Populism and the Past
Forthcoming Special Issue encouraging cross-disciplinary paper proposals
The past is a recurrent theme in public discussions on populism. Time and again observers evoke analogies between contemporary populism and historical experiences, or attribute populist successes to longstanding traits of a political culture. Populists themselves often claim to be the heirs to alleged historical traditions, and use old buzzwords, tropes, and appeals to a more or less embellished past.
In scholarly work, however, the connection between populism and the past remains underexplored. While classic work (such as that of Canovan and Laclau) highlighted the historical and, to some extent, cyclical nature of populism, only more recently have scholars begun to examine the past explicitly as an explanatory factor in contemporary populism (e.g. Mammone 2009; Finchelstein 2017; Kelly 2017; Caramani and Manucci 2019). These analyses, however, remain few and far between.

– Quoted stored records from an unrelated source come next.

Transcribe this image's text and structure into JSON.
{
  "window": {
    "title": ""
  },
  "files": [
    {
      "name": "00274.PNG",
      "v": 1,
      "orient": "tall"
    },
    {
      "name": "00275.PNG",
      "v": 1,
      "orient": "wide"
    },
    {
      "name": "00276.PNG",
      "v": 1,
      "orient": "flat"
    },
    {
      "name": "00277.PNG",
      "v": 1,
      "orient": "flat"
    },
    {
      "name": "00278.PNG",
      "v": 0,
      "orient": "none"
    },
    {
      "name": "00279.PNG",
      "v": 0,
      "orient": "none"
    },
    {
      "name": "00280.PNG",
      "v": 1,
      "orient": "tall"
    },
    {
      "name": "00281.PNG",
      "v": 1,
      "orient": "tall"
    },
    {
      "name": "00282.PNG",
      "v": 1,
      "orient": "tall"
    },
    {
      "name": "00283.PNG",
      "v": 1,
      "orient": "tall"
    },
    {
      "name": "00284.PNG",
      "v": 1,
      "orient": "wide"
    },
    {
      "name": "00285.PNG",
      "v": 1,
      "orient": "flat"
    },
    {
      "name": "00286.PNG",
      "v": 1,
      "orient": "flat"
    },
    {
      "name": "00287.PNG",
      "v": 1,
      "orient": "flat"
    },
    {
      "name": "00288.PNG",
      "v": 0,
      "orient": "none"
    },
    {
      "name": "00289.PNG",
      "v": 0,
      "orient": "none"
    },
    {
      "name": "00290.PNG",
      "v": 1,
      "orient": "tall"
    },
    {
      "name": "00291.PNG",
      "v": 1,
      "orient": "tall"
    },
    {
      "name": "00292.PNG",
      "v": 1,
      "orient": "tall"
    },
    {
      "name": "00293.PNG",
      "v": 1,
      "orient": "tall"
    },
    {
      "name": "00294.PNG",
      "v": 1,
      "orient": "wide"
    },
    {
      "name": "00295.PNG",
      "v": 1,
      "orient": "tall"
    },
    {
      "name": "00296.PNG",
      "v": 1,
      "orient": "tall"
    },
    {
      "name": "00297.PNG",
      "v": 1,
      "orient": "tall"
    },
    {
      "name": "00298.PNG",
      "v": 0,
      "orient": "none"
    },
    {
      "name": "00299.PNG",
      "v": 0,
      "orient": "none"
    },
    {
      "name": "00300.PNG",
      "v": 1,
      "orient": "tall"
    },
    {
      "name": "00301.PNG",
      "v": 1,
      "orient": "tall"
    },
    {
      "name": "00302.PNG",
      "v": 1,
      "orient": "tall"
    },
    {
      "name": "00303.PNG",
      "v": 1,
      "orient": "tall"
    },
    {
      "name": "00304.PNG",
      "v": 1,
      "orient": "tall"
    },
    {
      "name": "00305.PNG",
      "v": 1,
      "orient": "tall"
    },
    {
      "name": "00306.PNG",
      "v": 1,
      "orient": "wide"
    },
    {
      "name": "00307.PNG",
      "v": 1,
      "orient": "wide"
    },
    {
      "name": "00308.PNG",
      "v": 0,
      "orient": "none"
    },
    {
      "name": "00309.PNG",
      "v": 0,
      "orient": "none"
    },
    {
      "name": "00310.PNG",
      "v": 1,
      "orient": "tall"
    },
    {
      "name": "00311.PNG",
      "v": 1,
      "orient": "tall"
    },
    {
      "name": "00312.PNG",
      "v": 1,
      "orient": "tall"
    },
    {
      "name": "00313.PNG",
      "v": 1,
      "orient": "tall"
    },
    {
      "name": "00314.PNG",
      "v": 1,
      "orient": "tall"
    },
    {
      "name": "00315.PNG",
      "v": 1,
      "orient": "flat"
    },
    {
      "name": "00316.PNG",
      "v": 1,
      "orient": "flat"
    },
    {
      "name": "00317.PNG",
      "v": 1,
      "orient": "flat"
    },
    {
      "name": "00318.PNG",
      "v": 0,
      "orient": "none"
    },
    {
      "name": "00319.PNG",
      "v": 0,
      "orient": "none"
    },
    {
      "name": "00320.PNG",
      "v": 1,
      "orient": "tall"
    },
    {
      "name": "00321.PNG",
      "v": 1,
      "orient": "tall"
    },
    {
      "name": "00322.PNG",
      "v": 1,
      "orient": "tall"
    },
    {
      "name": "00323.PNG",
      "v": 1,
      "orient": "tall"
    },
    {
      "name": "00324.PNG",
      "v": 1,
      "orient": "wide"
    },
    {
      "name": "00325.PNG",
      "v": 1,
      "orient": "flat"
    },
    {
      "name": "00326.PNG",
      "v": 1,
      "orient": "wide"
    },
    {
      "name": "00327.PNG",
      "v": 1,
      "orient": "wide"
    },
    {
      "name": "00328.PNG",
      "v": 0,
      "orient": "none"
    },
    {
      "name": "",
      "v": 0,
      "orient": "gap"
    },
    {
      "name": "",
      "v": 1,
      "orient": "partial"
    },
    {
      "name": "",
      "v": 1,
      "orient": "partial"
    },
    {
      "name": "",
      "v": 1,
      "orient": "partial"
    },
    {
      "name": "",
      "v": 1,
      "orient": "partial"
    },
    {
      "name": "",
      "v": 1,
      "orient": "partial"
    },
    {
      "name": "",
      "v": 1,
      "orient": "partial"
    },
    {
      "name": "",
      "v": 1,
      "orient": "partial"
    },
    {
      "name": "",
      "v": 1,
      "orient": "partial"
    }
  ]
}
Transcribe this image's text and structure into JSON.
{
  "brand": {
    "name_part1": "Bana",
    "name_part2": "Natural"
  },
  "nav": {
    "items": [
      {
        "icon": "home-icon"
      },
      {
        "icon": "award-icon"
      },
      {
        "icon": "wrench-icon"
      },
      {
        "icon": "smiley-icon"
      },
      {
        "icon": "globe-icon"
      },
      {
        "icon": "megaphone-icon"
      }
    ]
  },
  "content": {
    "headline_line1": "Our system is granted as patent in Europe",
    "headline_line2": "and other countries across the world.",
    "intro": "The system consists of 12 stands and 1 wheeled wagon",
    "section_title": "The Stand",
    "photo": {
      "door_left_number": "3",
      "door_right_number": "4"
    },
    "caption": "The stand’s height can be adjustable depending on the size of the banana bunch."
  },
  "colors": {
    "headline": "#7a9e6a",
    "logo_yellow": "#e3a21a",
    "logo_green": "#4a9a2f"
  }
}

This Special Issue for the Journal of Contemporary European Studies (JCES) aims to build on this emerging work to promote a comprehensive research agenda on the theme of populism and the past, driven by three objectives: a) improving our understanding of the factors guiding the emergence and evolution of populist movements, beyond the predominant “materialist vs culturalist” dichotomy; b) gaining a more fine-grained understanding of variants of populism, and their social and political implications; c) promoting synergies between different disciplinary approaches to populism, using history as a bridge between them.
The special issue is open to articles examining the various ways in which history, the past, and time have (had) a role in the development of contemporary European populism. Within this broad area, we are particularly interested in contributions that attempt one or more of the following:
- Examine distal causal chains of institutional and/or cultural path dependence, which help account for contemporary populist manifestations and their variations;
- Analyse the links between current populism and historical antecedents, for instance by tracing the effect of political and ideational legacies;
- Explore the role played by the past through the mediation of collective memory, and its mobilization (and/or distortion) by populists.
Articles should focus primarily on European cases. Comparative analyses are especially welcome, as are proposals that expand beyond the traditional foci of studies of populism (for instance by looking at trans- or sub-national cases). Contributions are encouraged from a wide range of academic fields, including political science, political history, history of ideas, political sociology, social anthropology and memory studies.
Please send your article proposals to: firstname.lastname@example.org no later than 31 January 2020, to whom informal enquiries can also be made.
Full articles should subsequently be submitted via the journal’s ScholarOne Manuscripts site, where you will be asked to identify your article as a Special Issue article from the category selection list. Enquiries about the journal and the submission process should be addressed to the Editorial Assistant, Mary Cenci: email@example.com
Articles should be around 6,000-8,000 words in length.